\(RM1,\aleph_{\alpha }\): The representation theorem for multi-algebras with \(\aleph_{\alpha }\) unary operations:  Assume \((A,F)\) is  a  multi-algebra  with \(\aleph_{\alpha }\) unary operations (and no other operations). Then  there  is  an  algebra \((B,G)\)  with \(\aleph_{\alpha }\) unary operations and an equivalence relation \(E\) on \(B\) such that \((B/E,G/E)\) and \((A,F)\) are isomorphic multi-algebras.

\(DC(\omega)\) (DC), Principle of Dependent Choices: If \(S\)  is  a relation on a non-empty set \(A\) and \((\forall x\in A) (\exists y\in A)(x S y)\)  then there is a sequence \(a(0), a(1), a(2), \ldots\) of elements of \(A\) such that \((\forall n\in\omega)(a(n)\mathrel S a(n+1))\).  See Tarski [1948], p 96, Levy [1964], p. 136.

\(C(\aleph_{0},\infty)\):

\((\forall \alpha)( UT(\aleph_{0},\aleph_{\alpha}, \aleph_{\alpha}))\): The  union of denumerably many sets each of power \(\aleph_{\alpha }\) has power \(\aleph_{\alpha}\). Moore, G. [1982], p 36.

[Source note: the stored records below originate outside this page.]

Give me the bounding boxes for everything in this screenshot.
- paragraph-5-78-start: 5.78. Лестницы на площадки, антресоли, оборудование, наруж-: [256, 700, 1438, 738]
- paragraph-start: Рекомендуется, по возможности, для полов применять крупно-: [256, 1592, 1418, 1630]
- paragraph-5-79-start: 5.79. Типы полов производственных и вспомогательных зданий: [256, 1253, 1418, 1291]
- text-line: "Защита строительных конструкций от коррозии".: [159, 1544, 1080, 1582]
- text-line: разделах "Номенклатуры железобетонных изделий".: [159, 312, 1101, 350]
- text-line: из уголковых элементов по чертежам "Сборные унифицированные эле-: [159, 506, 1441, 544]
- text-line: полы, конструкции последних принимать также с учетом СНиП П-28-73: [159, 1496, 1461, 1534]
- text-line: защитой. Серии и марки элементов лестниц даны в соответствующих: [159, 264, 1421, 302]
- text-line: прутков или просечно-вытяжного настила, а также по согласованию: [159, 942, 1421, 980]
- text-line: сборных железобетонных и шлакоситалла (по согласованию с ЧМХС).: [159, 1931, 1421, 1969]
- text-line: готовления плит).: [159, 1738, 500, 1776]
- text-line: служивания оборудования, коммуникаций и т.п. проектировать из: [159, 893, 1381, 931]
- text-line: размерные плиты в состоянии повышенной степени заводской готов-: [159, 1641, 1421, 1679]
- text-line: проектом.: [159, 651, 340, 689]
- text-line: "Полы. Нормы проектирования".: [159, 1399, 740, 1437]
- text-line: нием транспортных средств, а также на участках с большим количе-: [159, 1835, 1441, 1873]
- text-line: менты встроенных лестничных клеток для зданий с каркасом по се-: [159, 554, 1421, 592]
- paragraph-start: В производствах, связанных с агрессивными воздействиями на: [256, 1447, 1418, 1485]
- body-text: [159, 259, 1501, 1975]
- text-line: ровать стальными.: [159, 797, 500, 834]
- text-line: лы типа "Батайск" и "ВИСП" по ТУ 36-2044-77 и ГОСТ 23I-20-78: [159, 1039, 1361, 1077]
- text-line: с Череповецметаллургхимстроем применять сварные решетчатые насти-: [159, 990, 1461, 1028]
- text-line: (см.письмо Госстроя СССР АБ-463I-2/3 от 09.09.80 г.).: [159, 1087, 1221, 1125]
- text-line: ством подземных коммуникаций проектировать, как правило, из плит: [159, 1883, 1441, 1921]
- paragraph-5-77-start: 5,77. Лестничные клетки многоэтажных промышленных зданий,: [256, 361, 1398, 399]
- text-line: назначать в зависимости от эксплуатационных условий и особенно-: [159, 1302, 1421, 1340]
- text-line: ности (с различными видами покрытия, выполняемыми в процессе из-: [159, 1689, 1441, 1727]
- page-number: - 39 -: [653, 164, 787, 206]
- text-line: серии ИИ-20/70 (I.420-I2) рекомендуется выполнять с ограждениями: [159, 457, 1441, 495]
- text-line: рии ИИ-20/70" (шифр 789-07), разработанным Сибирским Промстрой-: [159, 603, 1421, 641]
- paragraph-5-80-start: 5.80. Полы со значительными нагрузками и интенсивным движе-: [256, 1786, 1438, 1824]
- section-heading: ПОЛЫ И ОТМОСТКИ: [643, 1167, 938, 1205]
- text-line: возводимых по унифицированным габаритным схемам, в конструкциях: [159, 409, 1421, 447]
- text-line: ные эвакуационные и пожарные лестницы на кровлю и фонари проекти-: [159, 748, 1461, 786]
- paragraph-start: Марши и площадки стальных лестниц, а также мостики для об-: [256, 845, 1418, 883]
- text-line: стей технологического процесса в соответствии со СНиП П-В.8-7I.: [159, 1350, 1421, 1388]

\(UT(\aleph_{0},\aleph_{0},\aleph_{0})\): The countable union theorem:  The union of a denumerable set of denumerable sets is denumerable.

\(\aleph_{1}\) is regular.

A real function is analytically representable if and only if it is in Baire's classification. G.Moore [1982], equation (2.3.1).